Once upon a time the boys left their cribs for beds. I was nervous. I had visions of being up all night flattening them to their beds while at the same time prying toys from their sweaty, tired fists. In those visions there was always a soundtrack of deafening heavy metal and fingernails on chalkboards and cat fights. They also looked cartoonish, more like an angry Dobby the House Elf (R.I.P.) than little boys. Needless to say, it was with great trepidation that I said farewell to the cribs that have served us so well the past 27 months. Brian was much more confident than I was.
|I remember putting these up...long, long ago in a land far away|
Cal was a little sentimental as Brian took his crib apart, but as soon as he could bounce on the new mattresses he was sold. We bought one top bunk mattress, which is basically a futon mattress (no bounces!), and a regular mattress. We are using them on the floor for now, but as soon as we decide the boys are ready for bunk beds we will be all set to plop them in place. They picked out their sheets and pillows with Daddy. Sports for Clark and transportation for Cal. (wheels go ‘round and ‘round like ceiling fans!)
|This is bouncier than the crib mattress!|
I was sure they’d have trouble getting up and running around, possibly climbing large pieces of furniture and playing trains or something, but about an hour after we put them to bed the first night we peeked in on them and they were like little angels—still under the covers we put on them. They hadn’t moved at all! Honestly, I was shocked and exceedingly happy. (insert montage with previous vision) It has been that way every night since. In the mornings they now wake up about an hour before they used to and when we go into their bedroom they are usually sharing a mattress and reading stories, or over by the bookshelf picking out more stories.
|A whole new world unfolds|
Or, like this morning, thumping their feet loudly on the wall so that I catapulted out of bed to hopefully save the neighbor below us from waking up early to loud foot booms above her. No word yet, so I’m hoping her sleep was spared. Anyway, they are clearly rockin’ the new bedtime. It’s a fairytale.

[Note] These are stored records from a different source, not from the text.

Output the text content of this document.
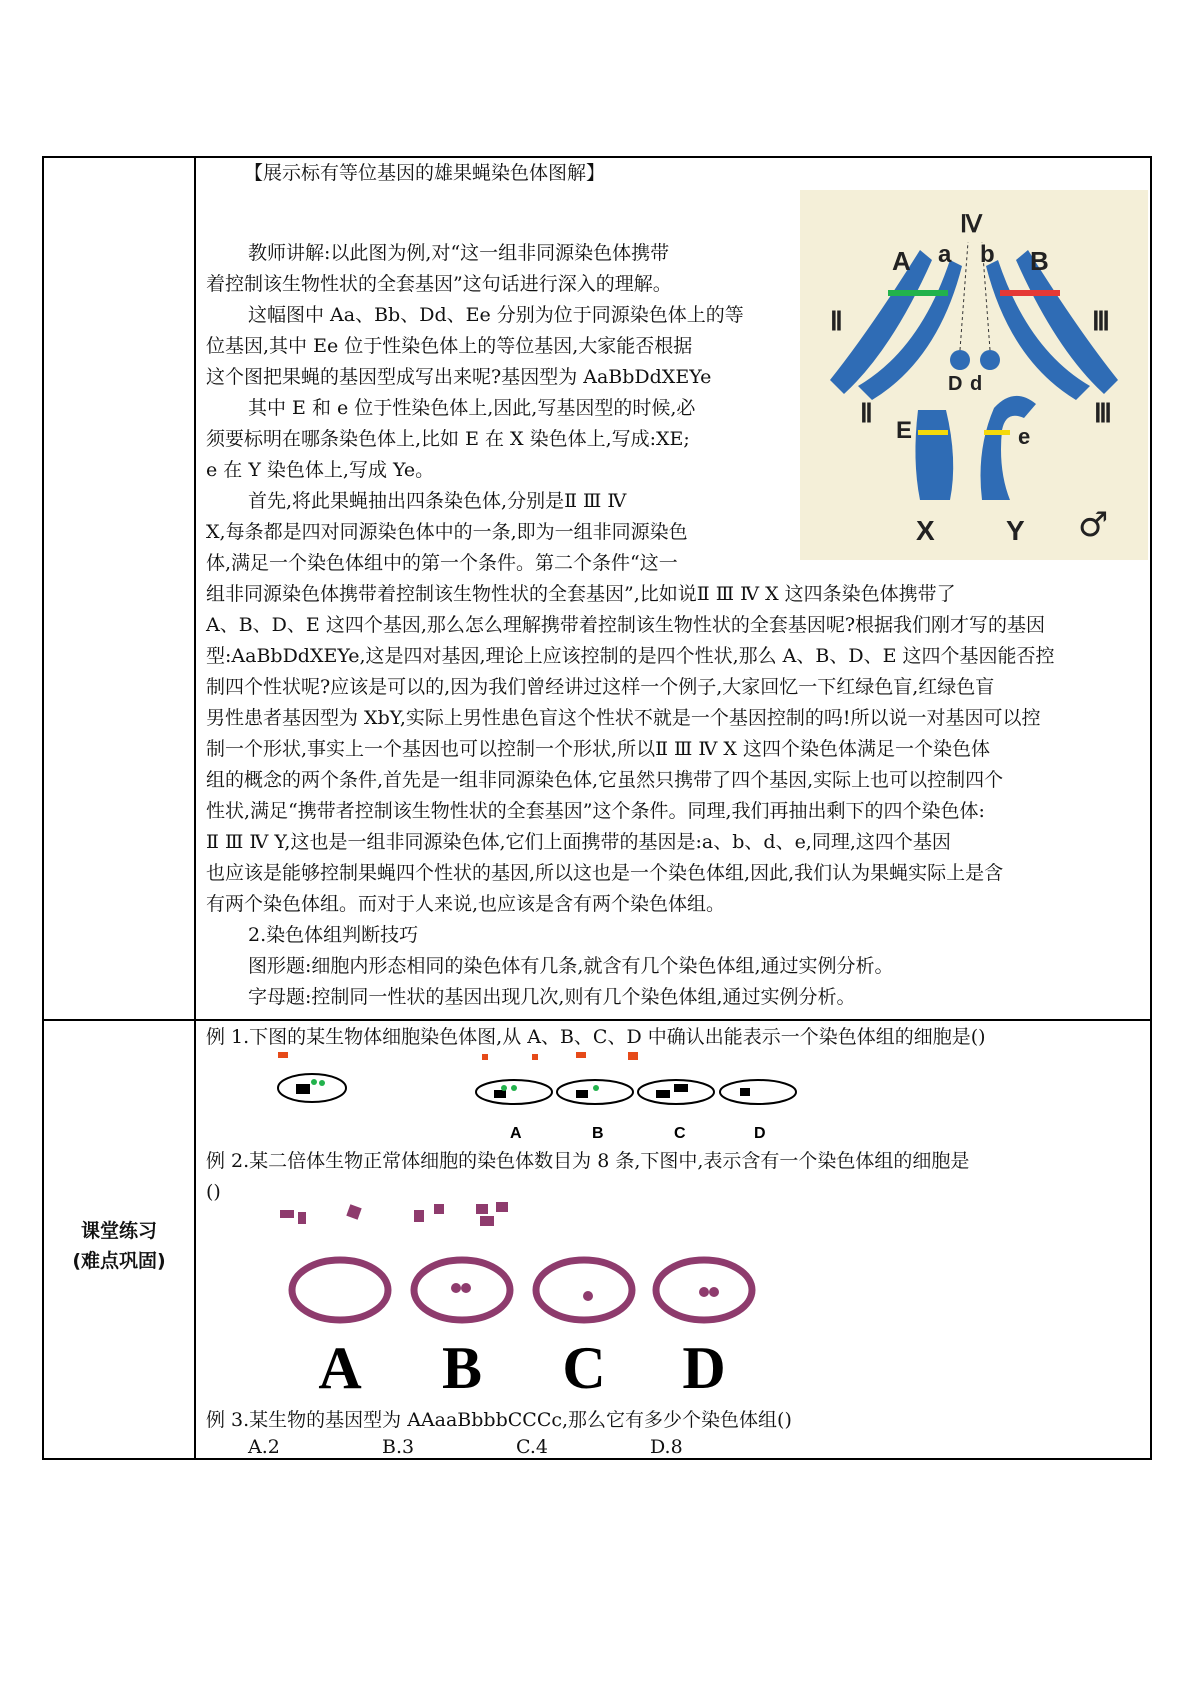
课堂练习
(难点巩固)
【展示标有等位基因的雄果蝇染色体图解】
教师讲解:以此图为例,对“这一组非同源染色体携带
着控制该生物性状的全套基因”这句话进行深入的理解。
这幅图中 Aa、Bb、Dd、Ee 分别为位于同源染色体上的等
位基因,其中 Ee 位于性染色体上的等位基因,大家能否根据
这个图把果蝇的基因型成写出来呢?基因型为 AaBbDdXEYe
其中 E 和 e 位于性染色体上,因此,写基因型的时候,必
须要标明在哪条染色体上,比如 E 在 X 染色体上,写成:XE;
e 在 Y 染色体上,写成 Ye。
首先,将此果蝇抽出四条染色体,分别是Ⅱ Ⅲ Ⅳ
X,每条都是四对同源染色体中的一条,即为一组非同源染色
体,满足一个染色体组中的第一个条件。第二个条件“这一
组非同源染色体携带着控制该生物性状的全套基因”,比如说Ⅱ Ⅲ Ⅳ X 这四条染色体携带了
A、B、D、E 这四个基因,那么怎么理解携带着控制该生物性状的全套基因呢?根据我们刚才写的基因
型:AaBbDdXEYe,这是四对基因,理论上应该控制的是四个性状,那么 A、B、D、E 这四个基因能否控
制四个性状呢?应该是可以的,因为我们曾经讲过这样一个例子,大家回忆一下红绿色盲,红绿色盲
男性患者基因型为 XbY,实际上男性患色盲这个性状不就是一个基因控制的吗!所以说一对基因可以控
制一个形状,事实上一个基因也可以控制一个形状,所以Ⅱ Ⅲ Ⅳ X 这四个染色体满足一个染色体
组的概念的两个条件,首先是一组非同源染色体,它虽然只携带了四个基因,实际上也可以控制四个
性状,满足“携带者控制该生物性状的全套基因”这个条件。同理,我们再抽出剩下的四个染色体:
Ⅱ Ⅲ Ⅳ Y,这也是一组非同源染色体,它们上面携带的基因是:a、b、d、e,同理,这四个基因
也应该是能够控制果蝇四个性状的基因,所以这也是一个染色体组,因此,我们认为果蝇实际上是含
有两个染色体组。而对于人来说,也应该是含有两个染色体组。
2.染色体组判断技巧
图形题:细胞内形态相同的染色体有几条,就含有几个染色体组,通过实例分析。
字母题:控制同一性状的基因出现几次,则有几个染色体组,通过实例分析。
Ⅳ
A a b B
Ⅱ	Ⅲ
D d
Ⅱ	Ⅲ
E	e
X	Y ♂
例 1.下图的某生物体细胞染色体图,从 A、B、C、D 中确认出能表示一个染色体组的细胞是()
A	B	C	D
例 2.某二倍体生物正常体细胞的染色体数目为 8 条,下图中,表示含有一个染色体组的细胞是
()
A B C D
例 3.某生物的基因型为 AAaaBbbbCCCc,那么它有多少个染色体组()
A.2	B.3	C.4	D.8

Nap time, on the other hand, is a different story—more like a mystery or horror than a fairytale. They start off great—all snuggled in their chosen blankies with their stuffed comfort objects and a stack of books by each of their heads. Before I can even begin to load the dishwasher I hear them up, playing with the doorstop they’ve been fond of since they started crawling, choo-chooing the trains, and occasionally attacking and conquering the other boy’s bed, followed by the loud whoops of victory and the horrific wailing of defeat.
|The mysterious sleepers|
So I separate them. I hate to give up our bedroom to a sleeping boy, but I would hate even more to give up nap time completely. At first it was nerve-racking listening to the silence in our bedroom after I put Clark in there by himself. I was hoping he wasn’t surfing the web or climbing the blinds or flinging laundry from our drawers all over the room. Here I go again with the visions… in my mind Clark looked like that ETrade baby from the commercials, working on his stock portfolio at a computer. I don’t know what it will take for them to finally take naps in the same room. It’s a mystery.